New classes of orthopoxvirus vaccine candidates by functionally screening a synthetic library for protective antigens

• Published in: Virology (New York, N.Y.) Vol. 395; no. 1; pp. 97 - 113
• Main Authors: Borovkov, Alexandre, Magee, D. Mitch, Loskutov, Andrey, Cano, Jose A, Selinsky, Cheryl, Zsemlye, Jason, Lyons, C. Rick, Sykes, Kathryn
• Format: Journal Article
• Language: English
• Published: United States Elsevier Inc 05.12.2009
• Subjects: Animals; Antibodies, Viral - blood; Antibodies, Viral - immunology; Antigen discovery; Antigens, Viral - genetics; Antigens, Viral - immunology; Cowpox; Cowpox virus - genetics; Cowpox virus - immunology; DNA vaccine; Expression library immunization; Female; Gene Library; Gene vaccine; Genome, Viral; Genomics; Infectious Disease; Mice; Mice, Inbred C57BL; Open Reading Frames; Orthopoxvirus; Poxvirus; Smallpox; T-Lymphocytes - immunology; Viral Vaccines - genetics; Viral Vaccines - immunology; Gene vaccine; DNA vaccine; Smallpox; Expression library immunization; Cowpox; Genomics; Antigen discovery
• ISSN: 0042-6822; 1096-0341
• DOI: 10.1016/j.virol.2009.09.008

Abstract The licensed smallpox vaccine, comprised of infectious vaccinia, is no longer popular as it is associated with a variety of adverse events.

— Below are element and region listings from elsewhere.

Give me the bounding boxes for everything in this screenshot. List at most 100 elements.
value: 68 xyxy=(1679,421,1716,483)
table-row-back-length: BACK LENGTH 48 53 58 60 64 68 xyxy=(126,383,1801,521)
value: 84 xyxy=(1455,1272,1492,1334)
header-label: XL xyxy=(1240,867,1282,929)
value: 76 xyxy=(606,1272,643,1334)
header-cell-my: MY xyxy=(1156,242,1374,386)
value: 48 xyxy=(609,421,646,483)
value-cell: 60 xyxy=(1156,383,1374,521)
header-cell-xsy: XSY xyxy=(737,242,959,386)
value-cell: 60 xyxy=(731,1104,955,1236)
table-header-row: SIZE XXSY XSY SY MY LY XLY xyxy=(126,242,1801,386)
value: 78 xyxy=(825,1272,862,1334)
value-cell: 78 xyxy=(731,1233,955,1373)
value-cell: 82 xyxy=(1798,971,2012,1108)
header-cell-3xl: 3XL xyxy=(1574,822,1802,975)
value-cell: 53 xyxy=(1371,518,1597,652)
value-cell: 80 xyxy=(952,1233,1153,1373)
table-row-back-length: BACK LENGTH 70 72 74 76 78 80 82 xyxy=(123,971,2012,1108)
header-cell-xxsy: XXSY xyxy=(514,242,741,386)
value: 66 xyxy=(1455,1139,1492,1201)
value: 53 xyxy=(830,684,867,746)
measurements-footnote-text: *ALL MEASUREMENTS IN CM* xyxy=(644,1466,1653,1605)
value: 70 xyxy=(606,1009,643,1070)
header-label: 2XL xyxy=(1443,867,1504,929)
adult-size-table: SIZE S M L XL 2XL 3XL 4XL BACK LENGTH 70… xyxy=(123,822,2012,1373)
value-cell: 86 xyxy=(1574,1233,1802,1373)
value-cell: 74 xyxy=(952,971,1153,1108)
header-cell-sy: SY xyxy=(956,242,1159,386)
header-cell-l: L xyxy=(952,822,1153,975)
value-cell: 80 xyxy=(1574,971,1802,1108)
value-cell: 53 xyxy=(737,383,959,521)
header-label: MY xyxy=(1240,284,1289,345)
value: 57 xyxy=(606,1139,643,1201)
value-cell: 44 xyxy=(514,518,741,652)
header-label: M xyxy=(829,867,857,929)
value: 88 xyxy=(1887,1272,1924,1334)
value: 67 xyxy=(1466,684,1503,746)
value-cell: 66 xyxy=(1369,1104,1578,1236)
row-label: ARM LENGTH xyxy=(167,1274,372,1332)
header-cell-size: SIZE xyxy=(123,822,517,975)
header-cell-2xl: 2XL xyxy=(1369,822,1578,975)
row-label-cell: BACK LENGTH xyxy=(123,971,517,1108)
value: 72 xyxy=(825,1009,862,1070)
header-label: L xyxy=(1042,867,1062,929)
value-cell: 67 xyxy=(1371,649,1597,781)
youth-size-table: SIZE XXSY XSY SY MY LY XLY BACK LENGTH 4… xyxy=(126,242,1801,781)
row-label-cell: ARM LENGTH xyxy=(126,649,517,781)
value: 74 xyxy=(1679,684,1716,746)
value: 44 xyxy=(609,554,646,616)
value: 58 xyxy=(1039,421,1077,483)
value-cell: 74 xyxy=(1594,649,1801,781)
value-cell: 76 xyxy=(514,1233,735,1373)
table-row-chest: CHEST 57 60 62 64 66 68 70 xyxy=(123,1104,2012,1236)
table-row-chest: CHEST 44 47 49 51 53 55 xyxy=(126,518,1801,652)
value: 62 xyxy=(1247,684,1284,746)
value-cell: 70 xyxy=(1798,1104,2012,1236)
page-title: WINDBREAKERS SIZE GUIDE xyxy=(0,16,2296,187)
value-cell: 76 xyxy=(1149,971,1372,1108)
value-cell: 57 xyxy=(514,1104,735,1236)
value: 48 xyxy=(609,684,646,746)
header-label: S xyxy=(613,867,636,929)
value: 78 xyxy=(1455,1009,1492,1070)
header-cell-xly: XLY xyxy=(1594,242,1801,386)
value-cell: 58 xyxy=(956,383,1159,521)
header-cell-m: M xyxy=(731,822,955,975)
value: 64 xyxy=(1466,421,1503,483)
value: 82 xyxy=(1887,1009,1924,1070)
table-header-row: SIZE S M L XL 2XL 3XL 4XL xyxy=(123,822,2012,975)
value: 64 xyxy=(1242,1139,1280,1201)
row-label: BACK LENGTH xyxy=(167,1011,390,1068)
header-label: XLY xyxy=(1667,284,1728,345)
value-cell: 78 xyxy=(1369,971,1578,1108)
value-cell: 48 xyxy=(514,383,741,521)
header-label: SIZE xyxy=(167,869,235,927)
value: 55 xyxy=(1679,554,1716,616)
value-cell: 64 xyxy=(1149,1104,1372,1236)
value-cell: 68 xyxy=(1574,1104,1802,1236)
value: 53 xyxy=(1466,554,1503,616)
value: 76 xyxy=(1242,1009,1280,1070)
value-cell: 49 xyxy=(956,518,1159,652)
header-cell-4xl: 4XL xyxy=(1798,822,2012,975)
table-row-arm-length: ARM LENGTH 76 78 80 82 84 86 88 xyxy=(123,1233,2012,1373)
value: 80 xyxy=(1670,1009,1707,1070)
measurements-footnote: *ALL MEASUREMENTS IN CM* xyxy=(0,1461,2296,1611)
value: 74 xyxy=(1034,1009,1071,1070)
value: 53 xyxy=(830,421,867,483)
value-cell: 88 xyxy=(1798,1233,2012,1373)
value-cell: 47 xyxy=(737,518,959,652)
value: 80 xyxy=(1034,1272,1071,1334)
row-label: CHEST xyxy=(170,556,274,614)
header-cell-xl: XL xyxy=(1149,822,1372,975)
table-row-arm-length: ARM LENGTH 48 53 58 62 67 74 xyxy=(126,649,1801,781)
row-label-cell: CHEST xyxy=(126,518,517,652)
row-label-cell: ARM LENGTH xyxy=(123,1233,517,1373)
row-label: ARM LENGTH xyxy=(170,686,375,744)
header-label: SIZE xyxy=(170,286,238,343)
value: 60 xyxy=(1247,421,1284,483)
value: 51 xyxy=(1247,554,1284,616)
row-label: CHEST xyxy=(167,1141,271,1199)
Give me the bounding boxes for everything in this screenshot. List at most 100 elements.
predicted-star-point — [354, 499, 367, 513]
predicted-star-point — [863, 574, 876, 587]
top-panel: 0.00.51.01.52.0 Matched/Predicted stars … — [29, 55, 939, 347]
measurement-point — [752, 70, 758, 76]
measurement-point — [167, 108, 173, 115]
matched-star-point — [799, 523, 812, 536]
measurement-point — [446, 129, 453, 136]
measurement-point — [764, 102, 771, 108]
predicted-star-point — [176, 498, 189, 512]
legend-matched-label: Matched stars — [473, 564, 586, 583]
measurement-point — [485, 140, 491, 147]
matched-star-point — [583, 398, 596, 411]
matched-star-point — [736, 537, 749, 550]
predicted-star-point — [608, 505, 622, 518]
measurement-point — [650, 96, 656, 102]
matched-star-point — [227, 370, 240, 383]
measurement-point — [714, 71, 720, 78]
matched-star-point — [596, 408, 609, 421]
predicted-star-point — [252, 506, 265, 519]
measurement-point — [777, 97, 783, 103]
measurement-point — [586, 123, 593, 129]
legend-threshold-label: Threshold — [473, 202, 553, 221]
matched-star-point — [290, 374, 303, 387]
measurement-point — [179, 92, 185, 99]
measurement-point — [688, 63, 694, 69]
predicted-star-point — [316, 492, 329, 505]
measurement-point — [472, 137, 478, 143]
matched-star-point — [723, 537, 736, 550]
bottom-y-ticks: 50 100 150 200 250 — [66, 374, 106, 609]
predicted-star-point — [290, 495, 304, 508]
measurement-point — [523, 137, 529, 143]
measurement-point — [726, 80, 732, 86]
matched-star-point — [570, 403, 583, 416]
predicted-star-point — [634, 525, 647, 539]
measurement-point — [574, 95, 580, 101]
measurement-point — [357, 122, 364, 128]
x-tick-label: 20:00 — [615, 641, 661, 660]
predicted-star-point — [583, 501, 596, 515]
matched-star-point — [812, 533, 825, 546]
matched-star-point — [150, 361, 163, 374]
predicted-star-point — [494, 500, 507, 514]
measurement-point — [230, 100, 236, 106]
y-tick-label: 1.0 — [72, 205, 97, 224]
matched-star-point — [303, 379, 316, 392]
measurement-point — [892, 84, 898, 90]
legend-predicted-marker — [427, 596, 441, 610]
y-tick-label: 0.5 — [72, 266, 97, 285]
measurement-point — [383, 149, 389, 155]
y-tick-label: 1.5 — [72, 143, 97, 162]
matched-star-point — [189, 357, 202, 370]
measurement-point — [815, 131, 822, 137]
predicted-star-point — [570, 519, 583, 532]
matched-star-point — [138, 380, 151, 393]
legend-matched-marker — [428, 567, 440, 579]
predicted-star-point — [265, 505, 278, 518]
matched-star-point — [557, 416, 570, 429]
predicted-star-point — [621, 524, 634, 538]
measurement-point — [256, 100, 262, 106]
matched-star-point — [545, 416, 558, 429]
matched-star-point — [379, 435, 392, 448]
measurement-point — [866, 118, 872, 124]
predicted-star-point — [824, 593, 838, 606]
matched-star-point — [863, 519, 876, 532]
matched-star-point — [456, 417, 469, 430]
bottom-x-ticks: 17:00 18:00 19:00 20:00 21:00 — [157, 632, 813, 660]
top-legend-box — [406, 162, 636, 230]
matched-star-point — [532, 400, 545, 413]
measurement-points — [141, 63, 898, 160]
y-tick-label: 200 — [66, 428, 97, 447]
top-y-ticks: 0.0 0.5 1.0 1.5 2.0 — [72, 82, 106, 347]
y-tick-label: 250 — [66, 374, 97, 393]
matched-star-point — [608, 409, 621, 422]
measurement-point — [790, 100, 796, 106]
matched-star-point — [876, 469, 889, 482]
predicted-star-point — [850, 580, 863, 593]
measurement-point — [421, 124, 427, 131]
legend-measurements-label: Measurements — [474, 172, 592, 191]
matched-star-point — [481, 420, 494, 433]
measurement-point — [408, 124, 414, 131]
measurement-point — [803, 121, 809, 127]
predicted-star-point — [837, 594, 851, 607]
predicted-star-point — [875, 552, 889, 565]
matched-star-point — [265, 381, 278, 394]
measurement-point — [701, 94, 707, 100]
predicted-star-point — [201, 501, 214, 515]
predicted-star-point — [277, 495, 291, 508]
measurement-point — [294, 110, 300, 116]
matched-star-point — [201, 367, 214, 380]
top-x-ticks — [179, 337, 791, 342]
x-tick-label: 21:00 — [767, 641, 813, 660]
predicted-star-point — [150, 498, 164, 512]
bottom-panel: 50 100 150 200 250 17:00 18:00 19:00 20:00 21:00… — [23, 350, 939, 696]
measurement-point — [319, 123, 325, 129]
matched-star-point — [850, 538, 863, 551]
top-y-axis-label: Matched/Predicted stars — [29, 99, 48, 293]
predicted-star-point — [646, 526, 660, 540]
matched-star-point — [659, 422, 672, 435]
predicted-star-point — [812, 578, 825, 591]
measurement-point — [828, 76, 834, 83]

Safer vaccines have been explored such as further attenuated viruses and component designs. However, these alternatives typically provide compromised breadth and strength of protection. We conducted a genome-level screening of cowpox, the ancestral poxvirus, in the broadly immune-presenting C57BL/6 mouse as an approach to discovering novel components with protective capacities. Cowpox coding sequences were synthetically built and directly assayed by genetic immunization for open-reading frames that protect against lethal pulmonary infection. Membrane and non-membrane antigens were identified that partially protect C57BL/6 mice against cowpox and vaccinia challenges without adjuvant or regimen optimization, whereas the 4-pox vaccine did not. New vaccines might be developed from productive combinations of these new and existing antigens to confer potent, broadly efficacious protection and be contraindicated for none.